Director: MATTEO GARRONE

ITALY • 2008 SUBTITLED • COLOUR • ANAMORPHIC • DOLBY DIGITAL STEREO • 137 MIN


A DESERVING WINNER OF THE GRAND PRIX AT THIS YEAR’S CANNES FILM FESTIVAL, MATTEO GARRONE’S PORTRAIT OF THE MAFIA’S STRANGLEHOLD ON SOCIETY IS, QUITE SIMPLY, ONE OF THE GREAT ITALIAN FILMS.
Based on a non-fiction expose which sent author Roberto Saviano into hiding and became a publishing sensation, this multi-threaded drama assembles a teeming fresco of criminality. We never actually hear the word ‘Mafia’ but the subject matter’s only too obvious, as attention switches back and forth between a dapper elderly payments courier caught up in an escalating internecine conflict, a teenager from a seriously scary Neapolitan housing development who wants to run with the big boys, and a couple of teenage nutters living in their own version of Brian De Palma’s Scarface and unfeasibly convinced they can outwit the local clan. Unbelievably, organised crime has its fingers in the haute couture business, financing the expert sweatshops where the dresses are stitched together, but also in the waste disposal industry where cash-strapped councils don’t want to know where their toxic effluvia ends up. Come to think of it, it’s not like the Camorra have their grip on society — they are society.

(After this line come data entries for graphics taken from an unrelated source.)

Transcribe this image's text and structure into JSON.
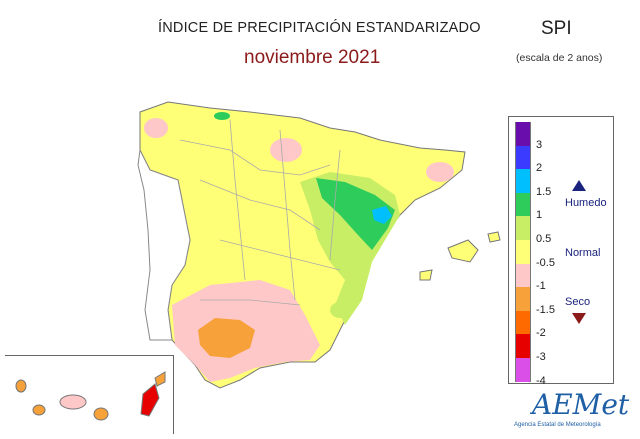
{
  "header": {
    "title": "ÍNDICE DE PRECIPITACIÓN ESTANDARIZADO",
    "subtitle": "noviembre 2021",
    "index_label": "SPI",
    "scale_note": "(escala de 2 anos)"
  },
  "legend": {
    "ticks": [
      "3",
      "2",
      "1.5",
      "1",
      "0.5",
      "-0.5",
      "-1",
      "-1.5",
      "-2",
      "-3",
      "-4"
    ],
    "colors": [
      "#6a0dad",
      "#3b3bff",
      "#00bfff",
      "#2ecc5b",
      "#c8ee66",
      "#ffff77",
      "#ffc8c8",
      "#f7a13a",
      "#ff6a00",
      "#e60000",
      "#d94fe8"
    ],
    "categories": {
      "wet": "Humedo",
      "normal": "Normal",
      "dry": "Seco"
    }
  },
  "logo": {
    "name": "AEMet",
    "subtitle": "Agencia Estatal de Meteorología"
  }
}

Garrone’s film refuses to trade in false optimism, presenting decades of economic short-term measures and heaving national debt as the underlying reason for seemingly endemic corruption. It’s a fascinating study, not least because the movie-making exemplifies everything that’s wonderful about Italian cinema — from Visconti’s operatic scale to Francesco Rosi’s detailed social engagement, Fellini’s unforgettable faces and Antonioni’s compositional flair for spaces and architecture. Everything adds up to one stunning piece of celluloid. — Trevor Johnston.